A etapa mais visível da negociação envolve o interesse da Mota-Engil em assumir três ativos centrais: a mina de minério de ferro localizada em Caetité, a concessão da Ferrovia de Integração Oeste-Leste (Fiol) e a licença para construção de um porto em Ilhéus. O conjunto forma um corredor logístico estratégico para escoamento de minério no estado.
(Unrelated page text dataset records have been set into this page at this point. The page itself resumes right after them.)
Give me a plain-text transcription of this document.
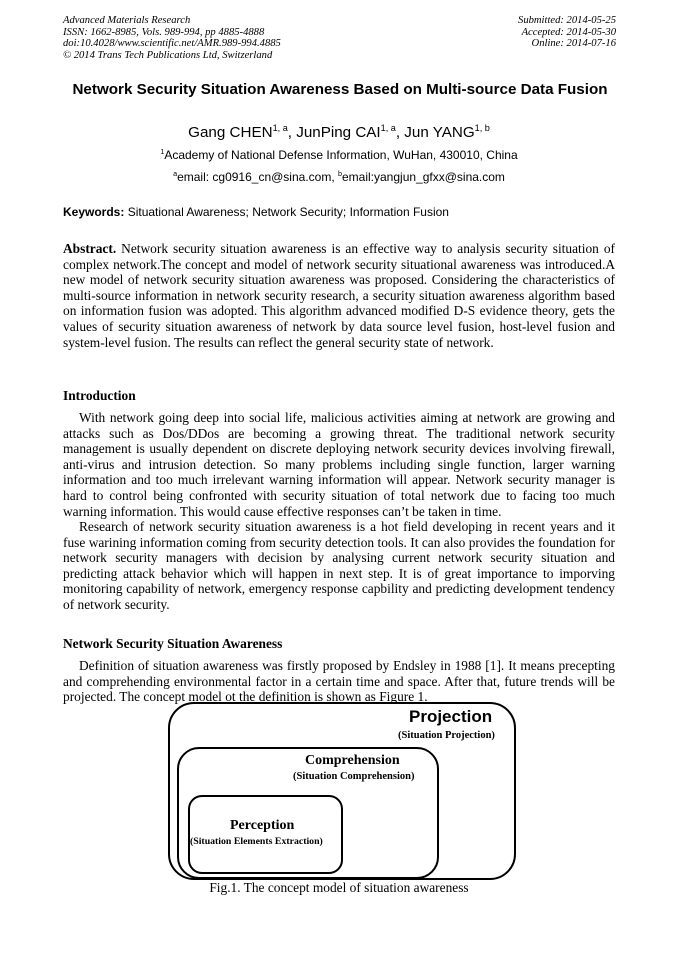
Advanced Materials Research
ISSN: 1662-8985, Vols. 989-994, pp 4885-4888
doi:10.4028/www.scientific.net/AMR.989-994.4885
© 2014 Trans Tech Publications Ltd, Switzerland
Submitted: 2014-05-25
Accepted: 2014-05-30
Online: 2014-07-16
Network Security Situation Awareness Based on Multi-source Data Fusion
Gang CHEN$^{1, a}$, JunPing CAI$^{1, a}$, Jun YANG$^{1, b}$
$^1$Academy of National Defense Information, WuHan, 430010, China
$^a$email: cg0916_cn@sina.com, $^b$email:yangjun_gfxx@sina.com
Keywords: Situational Awareness; Network Security; Information Fusion
Abstract. Network security situation awareness is an effective way to analysis security situation of complex network.The concept and model of network security situational awareness was introduced.A new model of network security situation awareness was proposed. Considering the characteristics of multi-source information in network security research, a security situation awareness algorithm based on information fusion was adopted. This algorithm advanced modified D-S evidence theory, gets the values of security situation awareness of network by data source level fusion, host-level fusion and system-level fusion. The results can reflect the general security state of network.
Introduction
With network going deep into social life, malicious activities aiming at network are growing and attacks such as Dos/DDos are becoming a growing threat. The traditional network security management is usually dependent on discrete deploying network security devices involving firewall, anti-virus and intrusion detection. So many problems including single function, larger warning information and too much irrelevant warning information will appear. Network security manager is hard to control being confronted with security situation of total network due to facing too much warning information. This would cause effective responses can’t be taken in time.
Research of network security situation awareness is a hot field developing in recent years and it fuse warining information coming from security detection tools. It can also provides the foundation for network security managers with decision by analysing current network security situation and predicting attack behavior which will happen in next step. It is of great importance to imporving monitoring capability of network, emergency response capbility and predicting development tendency of network security.
Network Security Situation Awareness
Definition of situation awareness was firstly proposed by Endsley in 1988 [1]. It means precepting and comprehending environmental factor in a certain time and space. After that, future trends will be projected. The concept model ot the definition is shown as Figure 1.
Projection
(Situation Projection)
Comprehension
(Situation Comprehension)
Perception
(Situation Elements Extraction)
Fig.1. The concept model of situation awareness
No entanto, há uma dimensão menos evidente na operação. A China Communications Construction Company (CCCC), que detém cerca de um terço do capital da Mota-Engil, surge como peça-chave nesse processo. A participação indireta da estatal chinesa levanta a hipótese de ampliação da presença estrangeira — especialmente chinesa — no acesso a recursos minerais no Brasil.
O fator que amplia a relevância da negociação está no subsolo de Caetité. Na mesma região onde se concentram as reservas de ferro, encontra-se a segunda maior jazida de urânio do país, além da única mina atualmente em operação. Os depósitos identificados giram em torno de 90 mil toneladas, com potencial para abastecer uma usina como Angra 2 por mais de sete séculos.
A exploração desse recurso, no entanto, segue regras rígidas. A atividade é monopólio da União e está sob responsabilidade da Indústrias Nucleares do Brasil (INB). Apesar disso, uma mudança recente na legislação, a Lei nº 14.514/2022, passou a permitir a participação de empresas privadas, desde que em parceria com a estatal.
Nesse contexto, a eventual conclusão da venda dos ativos da Bamin, atualmente controlados pelo grupo Eurasian Resources, pode reposicionar a CCCC de forma estratégica. A empresa passaria a ocupar uma posição privilegiada para, no futuro, integrar possíveis associações com a INB voltadas à exploração de urânio.
Mais do que uma negociação empresarial, o movimento revela uma disputa silenciosa por ativos considerados críticos, não apenas para a economia, mas também para a segurança energética e a soberania nacional.